7Как ослабить выносливость насекомого в полете
И подлинно: спроси у скота, и научит тебя…
Охота за научными открытиями – это игра. Сродни охоте на дичь. Если присмотреться, и тем и другим мы занимаемся ради удовольствия, и оба занятия в конце концов приносят практические результаты. Проблема в том, что дебри нашей жизни очень густые, а мы плохо знаем, что в них прячется. Мы можем преследовать большую добычу, если она есть на самом деле и если мы достаточно одарены, чтобы разглядеть ее и броситься за ней. Но нет гарантии, что мы ее добьемся. Я полагал, что для докторской степени мне нужно будет сделать что-то совершенно невероятное и поразительное, наподобие открытия ДНК, расшифровки генетического кода или объяснения контроля над ростом митохондрий. Как я уже говорил, мои попытки оказались тщетными. Кроме того, как и в Мэне, сбоить начал мой организм. После того как я не сумел извлечь информацию из ДНК и осознал, что не создан для молекулярной биологии и не хочу работать в этой сфере всю жизнь, я чувствовал потребность в новом направлении развития. В то время меня стали мучить странные артритные боли в руках, коленях и ступнях, из-за которых я полгода вынужден был проходить на костылях.
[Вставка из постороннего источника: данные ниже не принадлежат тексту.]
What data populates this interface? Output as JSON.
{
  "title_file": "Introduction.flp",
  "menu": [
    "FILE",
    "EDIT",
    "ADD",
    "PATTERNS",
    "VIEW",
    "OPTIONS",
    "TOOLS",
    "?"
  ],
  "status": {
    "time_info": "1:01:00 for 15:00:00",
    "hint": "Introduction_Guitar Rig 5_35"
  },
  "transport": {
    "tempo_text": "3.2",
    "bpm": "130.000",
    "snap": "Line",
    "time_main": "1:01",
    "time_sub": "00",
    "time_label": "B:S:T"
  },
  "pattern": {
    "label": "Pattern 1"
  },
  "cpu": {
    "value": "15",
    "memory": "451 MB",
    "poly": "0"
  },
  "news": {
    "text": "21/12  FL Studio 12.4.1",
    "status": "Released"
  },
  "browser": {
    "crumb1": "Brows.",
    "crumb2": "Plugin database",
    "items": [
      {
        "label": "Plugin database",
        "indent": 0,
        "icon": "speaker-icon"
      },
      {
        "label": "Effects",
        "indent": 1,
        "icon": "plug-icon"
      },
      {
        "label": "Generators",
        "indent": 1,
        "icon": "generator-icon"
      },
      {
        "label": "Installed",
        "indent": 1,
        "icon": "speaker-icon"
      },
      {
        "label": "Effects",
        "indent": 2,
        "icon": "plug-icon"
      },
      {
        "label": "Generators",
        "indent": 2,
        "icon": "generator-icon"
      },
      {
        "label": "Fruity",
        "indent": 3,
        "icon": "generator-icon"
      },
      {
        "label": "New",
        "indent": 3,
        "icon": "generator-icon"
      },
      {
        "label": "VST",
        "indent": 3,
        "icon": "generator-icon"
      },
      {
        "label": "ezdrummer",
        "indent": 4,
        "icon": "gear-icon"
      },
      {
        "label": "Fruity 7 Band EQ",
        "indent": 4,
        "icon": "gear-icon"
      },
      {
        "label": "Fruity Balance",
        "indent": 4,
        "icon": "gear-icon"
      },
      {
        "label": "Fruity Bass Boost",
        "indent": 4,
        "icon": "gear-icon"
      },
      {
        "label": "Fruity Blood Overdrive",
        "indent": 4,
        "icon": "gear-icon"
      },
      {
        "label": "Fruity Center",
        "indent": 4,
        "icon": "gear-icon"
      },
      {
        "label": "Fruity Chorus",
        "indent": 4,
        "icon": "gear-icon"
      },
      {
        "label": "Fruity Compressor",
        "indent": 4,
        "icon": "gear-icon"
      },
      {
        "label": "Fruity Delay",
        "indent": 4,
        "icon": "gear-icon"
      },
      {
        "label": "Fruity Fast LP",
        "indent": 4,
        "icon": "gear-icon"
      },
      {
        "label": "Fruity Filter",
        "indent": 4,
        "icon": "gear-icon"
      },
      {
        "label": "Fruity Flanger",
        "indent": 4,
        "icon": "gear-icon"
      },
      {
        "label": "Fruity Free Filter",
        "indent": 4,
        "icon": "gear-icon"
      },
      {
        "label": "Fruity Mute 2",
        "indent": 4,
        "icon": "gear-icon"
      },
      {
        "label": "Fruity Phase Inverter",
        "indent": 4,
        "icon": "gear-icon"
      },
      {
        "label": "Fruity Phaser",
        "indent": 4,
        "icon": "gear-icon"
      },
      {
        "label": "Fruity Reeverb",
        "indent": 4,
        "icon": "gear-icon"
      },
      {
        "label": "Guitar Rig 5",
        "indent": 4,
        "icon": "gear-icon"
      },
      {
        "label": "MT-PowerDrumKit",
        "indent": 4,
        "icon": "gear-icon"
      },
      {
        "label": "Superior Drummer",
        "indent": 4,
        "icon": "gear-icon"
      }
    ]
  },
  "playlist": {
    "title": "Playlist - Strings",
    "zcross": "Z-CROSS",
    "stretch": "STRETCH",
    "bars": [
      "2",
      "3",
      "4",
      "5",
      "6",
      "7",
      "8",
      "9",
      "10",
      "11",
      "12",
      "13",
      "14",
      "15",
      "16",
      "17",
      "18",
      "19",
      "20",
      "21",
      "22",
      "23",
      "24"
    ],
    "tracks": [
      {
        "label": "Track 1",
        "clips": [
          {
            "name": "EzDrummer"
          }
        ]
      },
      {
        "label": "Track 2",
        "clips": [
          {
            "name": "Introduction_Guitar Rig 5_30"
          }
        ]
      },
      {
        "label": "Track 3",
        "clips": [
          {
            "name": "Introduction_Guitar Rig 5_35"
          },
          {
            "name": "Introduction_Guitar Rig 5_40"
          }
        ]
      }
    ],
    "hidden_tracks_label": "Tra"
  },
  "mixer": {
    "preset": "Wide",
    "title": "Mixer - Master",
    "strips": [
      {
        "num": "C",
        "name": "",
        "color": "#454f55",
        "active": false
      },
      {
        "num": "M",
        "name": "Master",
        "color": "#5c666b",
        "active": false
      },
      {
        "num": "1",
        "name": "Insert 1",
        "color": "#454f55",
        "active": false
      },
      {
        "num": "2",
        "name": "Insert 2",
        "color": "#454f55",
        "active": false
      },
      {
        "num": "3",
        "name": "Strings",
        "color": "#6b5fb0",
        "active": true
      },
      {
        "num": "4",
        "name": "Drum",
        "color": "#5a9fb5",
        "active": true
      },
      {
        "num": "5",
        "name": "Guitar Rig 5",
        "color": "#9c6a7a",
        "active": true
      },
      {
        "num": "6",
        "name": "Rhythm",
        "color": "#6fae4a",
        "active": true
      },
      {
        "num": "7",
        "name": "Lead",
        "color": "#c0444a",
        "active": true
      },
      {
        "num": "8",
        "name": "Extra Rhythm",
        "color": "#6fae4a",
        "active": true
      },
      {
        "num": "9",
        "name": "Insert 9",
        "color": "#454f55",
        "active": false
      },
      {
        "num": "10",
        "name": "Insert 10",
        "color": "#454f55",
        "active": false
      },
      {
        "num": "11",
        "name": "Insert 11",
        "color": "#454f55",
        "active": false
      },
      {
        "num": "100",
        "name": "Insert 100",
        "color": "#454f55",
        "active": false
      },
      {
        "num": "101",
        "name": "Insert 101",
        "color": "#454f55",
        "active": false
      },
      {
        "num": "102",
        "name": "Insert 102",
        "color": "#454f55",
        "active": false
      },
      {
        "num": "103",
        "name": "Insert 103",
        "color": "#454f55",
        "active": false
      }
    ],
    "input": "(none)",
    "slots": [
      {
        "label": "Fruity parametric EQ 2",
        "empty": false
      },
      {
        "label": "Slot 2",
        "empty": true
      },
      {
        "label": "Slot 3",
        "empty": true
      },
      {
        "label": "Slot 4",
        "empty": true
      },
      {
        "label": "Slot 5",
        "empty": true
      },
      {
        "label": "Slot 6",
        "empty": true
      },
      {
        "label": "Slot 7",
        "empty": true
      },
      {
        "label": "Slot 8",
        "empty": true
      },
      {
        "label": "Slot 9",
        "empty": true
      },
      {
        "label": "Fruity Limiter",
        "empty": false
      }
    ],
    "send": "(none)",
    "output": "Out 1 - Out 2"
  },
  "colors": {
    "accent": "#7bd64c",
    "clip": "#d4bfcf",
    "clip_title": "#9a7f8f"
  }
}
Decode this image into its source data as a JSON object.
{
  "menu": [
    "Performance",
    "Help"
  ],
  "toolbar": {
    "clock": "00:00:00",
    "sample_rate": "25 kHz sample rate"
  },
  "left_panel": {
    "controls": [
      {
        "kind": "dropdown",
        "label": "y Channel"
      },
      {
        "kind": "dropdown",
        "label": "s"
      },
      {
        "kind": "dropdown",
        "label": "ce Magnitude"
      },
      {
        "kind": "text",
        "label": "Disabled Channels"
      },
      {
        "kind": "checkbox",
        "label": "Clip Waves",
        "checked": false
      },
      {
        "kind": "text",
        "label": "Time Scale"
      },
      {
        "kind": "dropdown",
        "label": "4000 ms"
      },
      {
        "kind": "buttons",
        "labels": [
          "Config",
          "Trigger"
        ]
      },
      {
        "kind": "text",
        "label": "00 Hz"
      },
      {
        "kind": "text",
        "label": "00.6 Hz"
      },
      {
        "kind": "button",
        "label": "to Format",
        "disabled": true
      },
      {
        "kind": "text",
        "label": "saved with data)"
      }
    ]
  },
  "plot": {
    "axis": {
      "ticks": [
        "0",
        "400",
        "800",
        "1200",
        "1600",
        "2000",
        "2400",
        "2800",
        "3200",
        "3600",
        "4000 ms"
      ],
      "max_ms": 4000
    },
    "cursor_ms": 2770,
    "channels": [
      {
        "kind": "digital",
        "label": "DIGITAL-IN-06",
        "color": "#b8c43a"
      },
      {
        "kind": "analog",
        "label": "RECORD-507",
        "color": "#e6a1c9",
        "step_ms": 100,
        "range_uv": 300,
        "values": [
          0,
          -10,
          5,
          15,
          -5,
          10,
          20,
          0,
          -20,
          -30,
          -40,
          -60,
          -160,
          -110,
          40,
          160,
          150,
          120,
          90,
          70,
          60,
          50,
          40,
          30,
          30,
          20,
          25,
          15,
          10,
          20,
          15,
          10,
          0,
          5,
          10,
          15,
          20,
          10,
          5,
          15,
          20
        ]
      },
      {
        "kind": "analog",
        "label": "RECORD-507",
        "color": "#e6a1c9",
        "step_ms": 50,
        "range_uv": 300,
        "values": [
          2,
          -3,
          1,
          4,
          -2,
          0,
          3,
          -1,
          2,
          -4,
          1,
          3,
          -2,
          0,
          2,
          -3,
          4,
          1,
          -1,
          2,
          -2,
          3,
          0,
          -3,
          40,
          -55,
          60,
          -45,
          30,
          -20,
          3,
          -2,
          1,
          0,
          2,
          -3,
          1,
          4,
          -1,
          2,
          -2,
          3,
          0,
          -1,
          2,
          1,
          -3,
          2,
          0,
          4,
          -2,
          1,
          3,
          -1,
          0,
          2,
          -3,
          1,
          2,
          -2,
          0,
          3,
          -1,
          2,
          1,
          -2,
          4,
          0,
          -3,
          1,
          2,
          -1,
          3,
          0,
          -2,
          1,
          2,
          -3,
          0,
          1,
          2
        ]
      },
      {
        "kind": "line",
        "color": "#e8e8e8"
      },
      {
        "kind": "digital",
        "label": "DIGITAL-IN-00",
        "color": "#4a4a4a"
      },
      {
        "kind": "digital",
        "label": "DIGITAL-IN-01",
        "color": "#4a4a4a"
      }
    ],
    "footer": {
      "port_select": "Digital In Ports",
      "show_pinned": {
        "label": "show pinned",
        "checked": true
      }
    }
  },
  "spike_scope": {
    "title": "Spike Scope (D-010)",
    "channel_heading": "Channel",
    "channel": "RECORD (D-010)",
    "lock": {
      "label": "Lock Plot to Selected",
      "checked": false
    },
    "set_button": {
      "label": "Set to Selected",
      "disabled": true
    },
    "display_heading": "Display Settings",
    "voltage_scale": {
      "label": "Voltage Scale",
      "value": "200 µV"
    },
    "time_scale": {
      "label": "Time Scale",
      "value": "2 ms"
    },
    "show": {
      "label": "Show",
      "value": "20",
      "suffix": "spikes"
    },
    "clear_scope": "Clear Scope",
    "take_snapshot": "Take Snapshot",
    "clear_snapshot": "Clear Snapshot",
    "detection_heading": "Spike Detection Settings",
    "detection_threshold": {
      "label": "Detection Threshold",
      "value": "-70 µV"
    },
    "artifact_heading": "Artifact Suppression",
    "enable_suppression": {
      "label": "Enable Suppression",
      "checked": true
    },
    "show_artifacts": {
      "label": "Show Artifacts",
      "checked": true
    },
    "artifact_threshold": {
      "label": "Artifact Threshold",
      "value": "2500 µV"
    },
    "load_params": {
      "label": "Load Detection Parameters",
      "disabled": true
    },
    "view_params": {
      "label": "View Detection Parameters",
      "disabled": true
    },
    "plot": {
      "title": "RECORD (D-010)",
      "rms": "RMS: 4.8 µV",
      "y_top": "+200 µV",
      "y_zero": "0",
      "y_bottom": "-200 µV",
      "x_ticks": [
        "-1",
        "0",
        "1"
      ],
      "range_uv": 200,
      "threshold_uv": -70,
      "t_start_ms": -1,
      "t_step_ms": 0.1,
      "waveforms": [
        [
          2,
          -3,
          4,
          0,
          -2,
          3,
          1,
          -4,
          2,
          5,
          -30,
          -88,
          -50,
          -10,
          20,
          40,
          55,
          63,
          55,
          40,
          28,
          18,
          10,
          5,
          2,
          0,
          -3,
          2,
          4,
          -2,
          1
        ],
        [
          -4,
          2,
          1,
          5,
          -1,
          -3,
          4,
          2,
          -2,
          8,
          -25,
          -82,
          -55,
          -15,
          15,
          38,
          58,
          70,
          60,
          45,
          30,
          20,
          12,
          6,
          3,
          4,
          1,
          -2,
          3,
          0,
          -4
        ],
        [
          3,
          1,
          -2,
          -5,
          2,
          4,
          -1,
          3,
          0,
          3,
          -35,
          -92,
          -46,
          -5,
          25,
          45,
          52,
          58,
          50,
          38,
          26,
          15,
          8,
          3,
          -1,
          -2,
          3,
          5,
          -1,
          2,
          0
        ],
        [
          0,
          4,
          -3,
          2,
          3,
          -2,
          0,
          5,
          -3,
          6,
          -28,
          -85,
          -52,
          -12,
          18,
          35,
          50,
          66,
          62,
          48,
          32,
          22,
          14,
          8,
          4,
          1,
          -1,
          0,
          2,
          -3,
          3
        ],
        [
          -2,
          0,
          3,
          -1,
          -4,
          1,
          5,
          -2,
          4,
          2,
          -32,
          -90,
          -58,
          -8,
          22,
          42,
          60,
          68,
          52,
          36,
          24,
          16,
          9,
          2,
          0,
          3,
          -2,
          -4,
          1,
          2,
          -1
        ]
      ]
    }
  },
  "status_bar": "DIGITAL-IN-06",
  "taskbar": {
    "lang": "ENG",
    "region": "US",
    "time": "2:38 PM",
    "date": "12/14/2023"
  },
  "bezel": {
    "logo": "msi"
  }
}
В Мэне из-за своего физического недуга я мог больше времени проводить в библиотеке; тогда я пробовал изучать различные аспекты поведения и психологии жуков-скакунов, медоносных пчел, гусениц, бабочек и мотыльков-бражников. Я пытался найти что-нибудь достаточно занятное, иными словами, что-то новое и представляющее интеллектуальную ценность. В конце концов я остановился на проблемах физиологии движения и терморегуляции у бражников. Выбор был удачным: он привел к гораздо большему, чем я мог себе представить.